Juga terpaksa berurusan ke rentenir berkedok koperasi, ketika cicilan kredit rumah menunggak hingga empat bulan. Sepeda motor kreditan yang ditarik showroom. Dan dinamika kehidupan lainnya dari sebuah keluarga yang hidup di tanah rantau, tanpa ada bantuan dari siapa pun. Kecuali jiran tetangga.

Alhamdulillah, agaknya, sejak dua tahun lalu kehidupan kami nampak berubah. Emak sudah bisa menjamin aku bisa ditanggulanginya jika ingin kuliah. Juga mengaku yakin, kalau kredit rumah sebesar Rp 1.050.000 sebulan bisa dituntaskannya. Dengan catatan, aku dan kakakku tidak mengurangi keterlibatan alam usahanya.

Itulah keadaan yang kami jalani selama lebih kurang dua tahun. Hingga sampailah tiba saatnya aku bisa lulus dari SMA swasta berbiaya lumayan. Terus, menjadi mahasiswa di sebuah PTN.

Abah Rahman
Aku tahu kalau emak sering bertandang ke praktek paranormal Abah Rahman. Tapi aku nggak begitu tahu apa keperluan emak. Karena yang selalu menemani adalah kakakku.

Baru kemarinlah aku tahu, kalau di jari manis tangan kiri emak terpasang sebentuk cincin, yang diakui emak merupakan sumbangsih Abah Rahman. Dibilang sumbangsih, karena pemberian Abah Rahman dengan mahar tidak berupa uang, yang semestinya sebesar Rp 300 ribu.

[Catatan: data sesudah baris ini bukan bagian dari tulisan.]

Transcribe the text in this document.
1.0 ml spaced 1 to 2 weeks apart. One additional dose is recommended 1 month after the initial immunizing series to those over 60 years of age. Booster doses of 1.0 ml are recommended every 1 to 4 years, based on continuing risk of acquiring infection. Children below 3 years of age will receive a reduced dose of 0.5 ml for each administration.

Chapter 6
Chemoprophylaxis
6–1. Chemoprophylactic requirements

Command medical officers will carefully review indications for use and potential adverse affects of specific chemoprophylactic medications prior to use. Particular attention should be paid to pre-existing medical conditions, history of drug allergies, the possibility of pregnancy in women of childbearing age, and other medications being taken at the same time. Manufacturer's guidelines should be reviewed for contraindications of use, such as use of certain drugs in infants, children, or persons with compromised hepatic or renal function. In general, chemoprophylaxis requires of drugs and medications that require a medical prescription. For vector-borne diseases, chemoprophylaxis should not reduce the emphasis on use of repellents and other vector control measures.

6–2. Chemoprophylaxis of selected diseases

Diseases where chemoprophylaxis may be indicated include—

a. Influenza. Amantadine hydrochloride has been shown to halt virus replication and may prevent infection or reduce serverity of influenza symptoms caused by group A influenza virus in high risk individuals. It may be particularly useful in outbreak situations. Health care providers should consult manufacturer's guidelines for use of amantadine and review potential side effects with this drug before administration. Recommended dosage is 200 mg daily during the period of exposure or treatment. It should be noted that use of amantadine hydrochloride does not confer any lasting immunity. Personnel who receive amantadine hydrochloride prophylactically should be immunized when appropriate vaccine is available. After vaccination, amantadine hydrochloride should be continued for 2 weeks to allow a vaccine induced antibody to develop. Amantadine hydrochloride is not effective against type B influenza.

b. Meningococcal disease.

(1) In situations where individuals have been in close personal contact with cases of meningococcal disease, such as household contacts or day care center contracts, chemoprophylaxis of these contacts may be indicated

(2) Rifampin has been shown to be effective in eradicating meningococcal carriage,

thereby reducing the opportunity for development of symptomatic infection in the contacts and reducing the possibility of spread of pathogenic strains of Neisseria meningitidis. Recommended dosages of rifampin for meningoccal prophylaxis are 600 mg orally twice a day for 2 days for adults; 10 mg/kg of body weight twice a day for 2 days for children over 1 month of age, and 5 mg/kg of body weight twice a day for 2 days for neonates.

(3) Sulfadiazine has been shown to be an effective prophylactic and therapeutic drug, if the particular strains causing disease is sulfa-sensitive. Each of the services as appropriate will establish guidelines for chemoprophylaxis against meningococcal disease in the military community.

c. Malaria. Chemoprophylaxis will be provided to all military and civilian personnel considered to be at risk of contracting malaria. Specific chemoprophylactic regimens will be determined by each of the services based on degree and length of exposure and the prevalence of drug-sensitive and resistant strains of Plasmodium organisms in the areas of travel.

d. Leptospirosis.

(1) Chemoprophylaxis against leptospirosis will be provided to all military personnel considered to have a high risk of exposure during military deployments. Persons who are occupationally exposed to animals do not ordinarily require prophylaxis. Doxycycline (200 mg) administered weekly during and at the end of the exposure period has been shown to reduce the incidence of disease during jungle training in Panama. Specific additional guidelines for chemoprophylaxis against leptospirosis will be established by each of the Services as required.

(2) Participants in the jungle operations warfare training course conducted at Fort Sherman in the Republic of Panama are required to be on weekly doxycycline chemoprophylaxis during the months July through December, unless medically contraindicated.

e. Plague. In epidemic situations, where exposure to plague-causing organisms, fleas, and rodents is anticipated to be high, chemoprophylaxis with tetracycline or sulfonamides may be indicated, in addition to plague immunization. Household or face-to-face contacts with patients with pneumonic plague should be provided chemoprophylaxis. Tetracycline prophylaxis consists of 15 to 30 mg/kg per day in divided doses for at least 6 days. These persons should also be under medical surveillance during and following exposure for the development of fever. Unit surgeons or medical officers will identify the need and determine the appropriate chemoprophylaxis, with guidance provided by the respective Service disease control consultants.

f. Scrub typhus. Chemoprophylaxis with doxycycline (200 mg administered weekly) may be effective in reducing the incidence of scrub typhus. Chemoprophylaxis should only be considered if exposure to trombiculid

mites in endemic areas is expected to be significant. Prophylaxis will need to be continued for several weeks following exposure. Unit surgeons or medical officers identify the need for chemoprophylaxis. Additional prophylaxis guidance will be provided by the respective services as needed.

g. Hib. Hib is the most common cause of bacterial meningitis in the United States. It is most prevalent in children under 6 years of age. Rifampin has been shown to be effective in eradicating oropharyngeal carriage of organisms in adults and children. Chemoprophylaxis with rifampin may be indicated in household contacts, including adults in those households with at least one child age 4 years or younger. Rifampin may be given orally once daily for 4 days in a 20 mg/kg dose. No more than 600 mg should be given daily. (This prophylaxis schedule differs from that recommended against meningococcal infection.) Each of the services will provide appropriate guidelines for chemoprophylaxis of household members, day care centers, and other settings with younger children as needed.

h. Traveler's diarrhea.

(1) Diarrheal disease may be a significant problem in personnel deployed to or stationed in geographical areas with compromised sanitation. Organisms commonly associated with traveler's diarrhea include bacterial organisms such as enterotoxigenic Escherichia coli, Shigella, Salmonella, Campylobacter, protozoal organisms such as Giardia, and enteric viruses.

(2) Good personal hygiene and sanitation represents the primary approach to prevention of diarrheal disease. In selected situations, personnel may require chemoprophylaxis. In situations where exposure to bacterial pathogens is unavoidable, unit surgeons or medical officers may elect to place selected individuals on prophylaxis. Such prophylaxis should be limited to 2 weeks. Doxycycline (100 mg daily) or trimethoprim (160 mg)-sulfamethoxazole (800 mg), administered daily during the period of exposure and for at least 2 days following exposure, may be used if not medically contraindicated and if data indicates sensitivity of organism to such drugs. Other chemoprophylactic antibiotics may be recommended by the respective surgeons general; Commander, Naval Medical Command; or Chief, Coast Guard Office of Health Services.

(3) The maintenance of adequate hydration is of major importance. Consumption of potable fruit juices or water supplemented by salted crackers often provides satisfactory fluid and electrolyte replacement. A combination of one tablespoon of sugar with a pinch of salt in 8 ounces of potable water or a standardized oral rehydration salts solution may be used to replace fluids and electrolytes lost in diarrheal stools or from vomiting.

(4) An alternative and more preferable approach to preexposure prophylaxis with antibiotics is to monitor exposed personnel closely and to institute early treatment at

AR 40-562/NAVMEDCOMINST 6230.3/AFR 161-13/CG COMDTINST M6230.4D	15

Tapi berupa janji emak untuk bersedekah kepada anak yatim yang setiap hari dicicil hingga minimal Rp 300 ribu. Alhamdulillah, kata emak, tidak sampai tiga bulan janjinya itu dapat ditunaikan. Itu pulalah awal ceritanya,sehingga bersedekah dengan anak yatim setiap hari, walaupun Rp 1.000.- menjadi tradisi keluarga kami.

Masuk Akal
Emak memberitahu soal itu saat aku dan kakakku diajak diskusi tentang managemen keuangan keluarga. Menurut emak itu penting, karena pembiayaan yang harus dikeluarkan setelah statusku mahasiswa menjadi bertambah.

Karena pemberitahuan itu pulalah akhirnya menjadi terlintas dipikiranku beberapa hal penting yang kami alami atau jalani selama dua tahun belakangan ini. Sehingga kesimpulannya, masuk diakal kalau cincin pelaris sumbangsih Abah Rahman itu punya tuah tersendiri bagi kami.

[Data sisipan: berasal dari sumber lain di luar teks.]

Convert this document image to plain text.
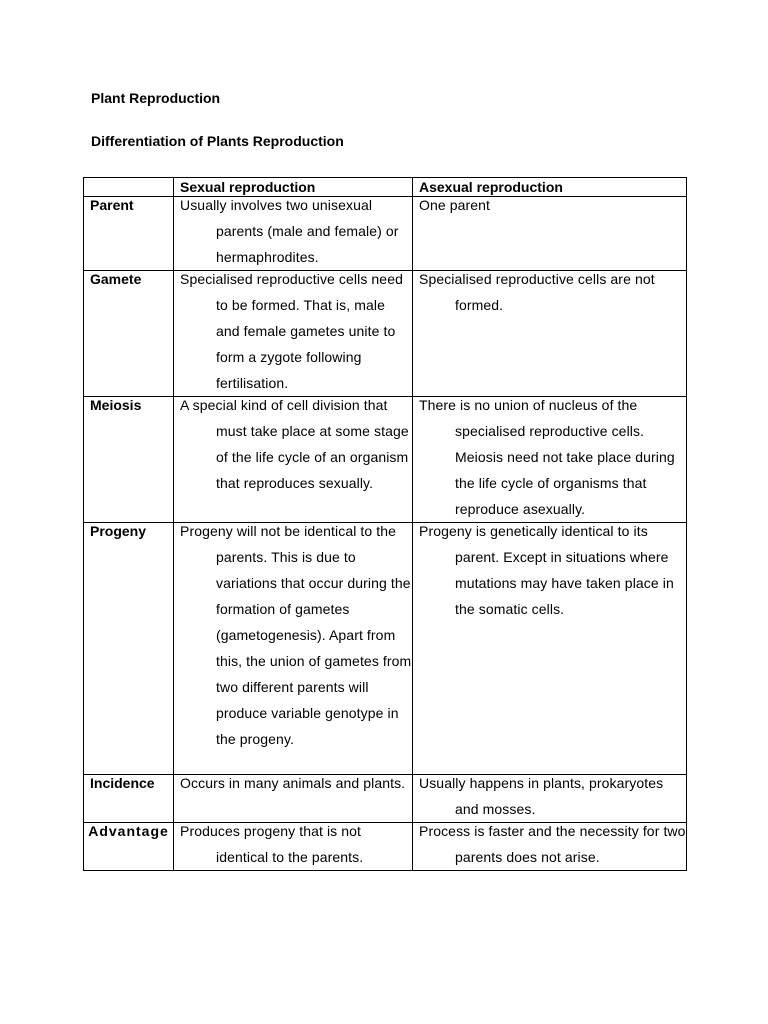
Plant Reproduction

Differentiation of Plants Reproduction

	Sexual reproduction	Asexual reproduction

Parent	Usually involves two unisexual parents (male and female) or hermaphrodites.	One parent

Gamete	Specialised reproductive cells need to be formed. That is, male and female gametes unite to form a zygote following fertilisation.	Specialised reproductive cells are not formed.

Meiosis	A special kind of cell division that must take place at some stage of the life cycle of an organism that reproduces sexually.	There is no union of nucleus of the specialised reproductive cells. Meiosis need not take place during the life cycle of organisms that reproduce asexually.

Progeny	Progeny will not be identical to the parents. This is due to variations that occur during the formation of gametes (gametogenesis). Apart from this, the union of gametes from two different parents will produce variable genotype in the progeny.	Progeny is genetically identical to its parent. Except in situations where mutations may have taken place in the somatic cells.

Incidence	Occurs in many animals and plants.	Usually happens in plants, prokaryotes and mosses.

Advantage	Produces progeny that is not identical to the parents.	Process is faster and the necessity for two parents does not arise.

Salah satunya, emakku sering mengundang jiran tetangga yang kami yakini alim untuk sholat berjamaah di rumah. Kemudian doa bersama dan dijamu. Ini merupakan bentuk keyakinan emak bahwa kita butuh doa orang lain. Karena termotivasi bahwa, bergunanya cincin pelaris dari Abah Rahman itu, karena diawali dengan doa-doa Abah Rahman dan mungkin saja gurunya. Manfaatnya, usaha yang kami lakukan dalam berbagai hal menjadi lancar.

Begitulah faktanya. Aku jadi teringat, cincin pelaris yang dipakai emakku itu merupakan sumbangsih Abah Rahman. Yang ketika keyakinan kita benar, member dampak yang baik dalam berprilaku. Salah satunya, ya itu tadi, emakku jadi rajin mengundang jiran yang intinya minta didoakan.